In May, as the country was still reeling from the early stages of Covid-19, Walter Brueggemann published a book called Virus as a Summons to Faith (just in case you were feeling accomplished with all the sourdough you’ve made during quarantine — how’s your book coming along?). In its first chapter, he describes how the virus ripped away the illusion of control we had grown to love so much:

The reason none saw it coming is because it has come from beyond our world of knowledge or control, from an elsewhere that is laden with inscrutability. We arrive, in our honesty and fear, at the unspeakable for which our faith tradition has provided proximate language. Thus it is possible, when pressed beyond our explanation, to speak according to our faith tradition about the virus. It is possible to pause before God’s raw holiness in a world that is not tamed by our best knowledge.
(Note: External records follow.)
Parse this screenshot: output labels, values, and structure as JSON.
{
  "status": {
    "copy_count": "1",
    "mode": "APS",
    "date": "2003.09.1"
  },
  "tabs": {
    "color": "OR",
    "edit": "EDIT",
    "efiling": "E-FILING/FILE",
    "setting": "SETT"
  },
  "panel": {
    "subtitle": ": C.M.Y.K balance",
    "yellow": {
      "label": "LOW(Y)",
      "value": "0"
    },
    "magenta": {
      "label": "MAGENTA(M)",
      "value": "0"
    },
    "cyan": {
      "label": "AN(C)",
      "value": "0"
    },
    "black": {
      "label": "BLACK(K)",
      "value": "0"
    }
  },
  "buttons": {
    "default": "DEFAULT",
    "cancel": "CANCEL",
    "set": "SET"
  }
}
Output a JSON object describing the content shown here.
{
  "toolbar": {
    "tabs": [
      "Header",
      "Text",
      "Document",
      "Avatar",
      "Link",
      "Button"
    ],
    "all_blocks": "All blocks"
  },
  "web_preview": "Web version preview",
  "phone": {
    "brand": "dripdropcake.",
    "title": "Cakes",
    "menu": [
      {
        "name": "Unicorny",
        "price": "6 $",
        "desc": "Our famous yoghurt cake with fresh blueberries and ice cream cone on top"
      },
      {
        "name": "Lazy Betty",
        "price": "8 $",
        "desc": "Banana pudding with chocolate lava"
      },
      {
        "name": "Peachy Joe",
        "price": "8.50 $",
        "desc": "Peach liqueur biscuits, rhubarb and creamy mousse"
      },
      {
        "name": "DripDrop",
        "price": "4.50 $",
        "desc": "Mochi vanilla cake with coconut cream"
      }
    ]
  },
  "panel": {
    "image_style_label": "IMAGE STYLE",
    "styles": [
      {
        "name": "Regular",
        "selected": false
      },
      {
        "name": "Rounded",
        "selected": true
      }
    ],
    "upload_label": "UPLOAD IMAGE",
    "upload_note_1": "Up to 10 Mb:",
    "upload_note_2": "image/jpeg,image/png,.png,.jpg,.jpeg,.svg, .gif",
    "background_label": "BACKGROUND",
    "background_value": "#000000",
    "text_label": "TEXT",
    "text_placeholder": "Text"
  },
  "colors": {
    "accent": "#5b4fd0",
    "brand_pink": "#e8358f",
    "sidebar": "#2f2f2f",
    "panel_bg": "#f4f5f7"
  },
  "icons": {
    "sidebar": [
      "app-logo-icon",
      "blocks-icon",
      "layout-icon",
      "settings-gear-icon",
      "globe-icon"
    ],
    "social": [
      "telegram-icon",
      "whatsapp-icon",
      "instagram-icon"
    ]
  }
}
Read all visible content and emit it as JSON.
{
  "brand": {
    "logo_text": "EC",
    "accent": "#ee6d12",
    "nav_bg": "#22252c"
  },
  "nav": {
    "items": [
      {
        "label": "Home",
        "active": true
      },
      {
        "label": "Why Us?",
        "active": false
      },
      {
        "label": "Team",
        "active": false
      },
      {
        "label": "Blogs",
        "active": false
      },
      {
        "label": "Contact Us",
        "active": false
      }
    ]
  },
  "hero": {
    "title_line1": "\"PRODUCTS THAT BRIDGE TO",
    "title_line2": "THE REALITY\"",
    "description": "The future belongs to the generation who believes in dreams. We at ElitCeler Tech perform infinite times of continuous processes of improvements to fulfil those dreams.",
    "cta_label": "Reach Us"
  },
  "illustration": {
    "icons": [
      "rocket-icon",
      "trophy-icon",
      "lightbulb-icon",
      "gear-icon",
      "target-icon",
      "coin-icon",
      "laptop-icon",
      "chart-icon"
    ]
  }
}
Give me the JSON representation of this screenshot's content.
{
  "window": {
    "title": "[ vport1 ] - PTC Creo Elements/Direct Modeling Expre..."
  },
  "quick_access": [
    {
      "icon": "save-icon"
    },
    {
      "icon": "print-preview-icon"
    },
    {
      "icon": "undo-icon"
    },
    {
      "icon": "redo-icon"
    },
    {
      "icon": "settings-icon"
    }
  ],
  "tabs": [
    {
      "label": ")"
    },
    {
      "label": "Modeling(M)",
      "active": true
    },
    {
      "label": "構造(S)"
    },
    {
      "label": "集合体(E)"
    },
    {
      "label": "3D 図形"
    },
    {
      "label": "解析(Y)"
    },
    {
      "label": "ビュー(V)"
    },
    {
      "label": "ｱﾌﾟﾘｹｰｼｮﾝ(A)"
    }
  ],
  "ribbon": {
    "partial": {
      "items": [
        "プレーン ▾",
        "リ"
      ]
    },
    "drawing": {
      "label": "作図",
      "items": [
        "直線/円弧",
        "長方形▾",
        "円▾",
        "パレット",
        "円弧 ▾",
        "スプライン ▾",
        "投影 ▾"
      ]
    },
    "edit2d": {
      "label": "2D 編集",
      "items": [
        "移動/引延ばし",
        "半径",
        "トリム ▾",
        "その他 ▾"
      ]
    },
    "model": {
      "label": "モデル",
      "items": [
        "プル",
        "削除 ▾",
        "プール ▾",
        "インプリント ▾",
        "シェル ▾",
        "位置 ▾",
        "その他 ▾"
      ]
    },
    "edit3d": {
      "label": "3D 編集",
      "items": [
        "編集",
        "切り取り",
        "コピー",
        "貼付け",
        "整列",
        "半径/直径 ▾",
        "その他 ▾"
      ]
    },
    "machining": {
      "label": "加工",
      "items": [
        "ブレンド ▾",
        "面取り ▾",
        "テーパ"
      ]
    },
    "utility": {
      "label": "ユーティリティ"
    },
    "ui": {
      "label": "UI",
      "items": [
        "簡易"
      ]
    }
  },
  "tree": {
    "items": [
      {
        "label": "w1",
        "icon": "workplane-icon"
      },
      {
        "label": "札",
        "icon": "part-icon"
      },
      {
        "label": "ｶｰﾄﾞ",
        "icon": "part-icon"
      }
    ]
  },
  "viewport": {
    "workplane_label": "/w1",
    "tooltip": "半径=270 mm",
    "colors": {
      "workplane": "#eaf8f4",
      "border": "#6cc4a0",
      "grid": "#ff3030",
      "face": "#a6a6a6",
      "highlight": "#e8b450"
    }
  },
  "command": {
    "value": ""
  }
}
If there is one thing we can expect out of life it is that we will be surprised and given an assortment of every type — good, tragic, and all things in between. Despite our careful preparations, the unexpected is always looming around the corner. The greatest surprise, however, is that, even still, there is no reason to fear. For our God is the God of surprises of all varieties. As Good Friday was no doubt a shock to the disciples, Easter morning was all the more unthinkable.

Picture yourself as the unaware recipient of a surprise birthday party. At the end of the day, you wearily walk from your driveway to your front door and step inside to a dark and quiet home. The lights turn on before you reach for them and you’re greeted by a chorus of “Surprise!” At first, it’s disturbing. You’re ripped from your comfortable state of affairs, perhaps feeling sorry for yourself that nobody has wished you a happy birthday. In a moment, your feelings range from frantic to livid. But then you lock eyes with God, standing in the back, a party hat strapped around his chin and a foolish grin on his face. At this moment, when you realize that you are, in fact, safe, you may just be able to enjoy the surprise.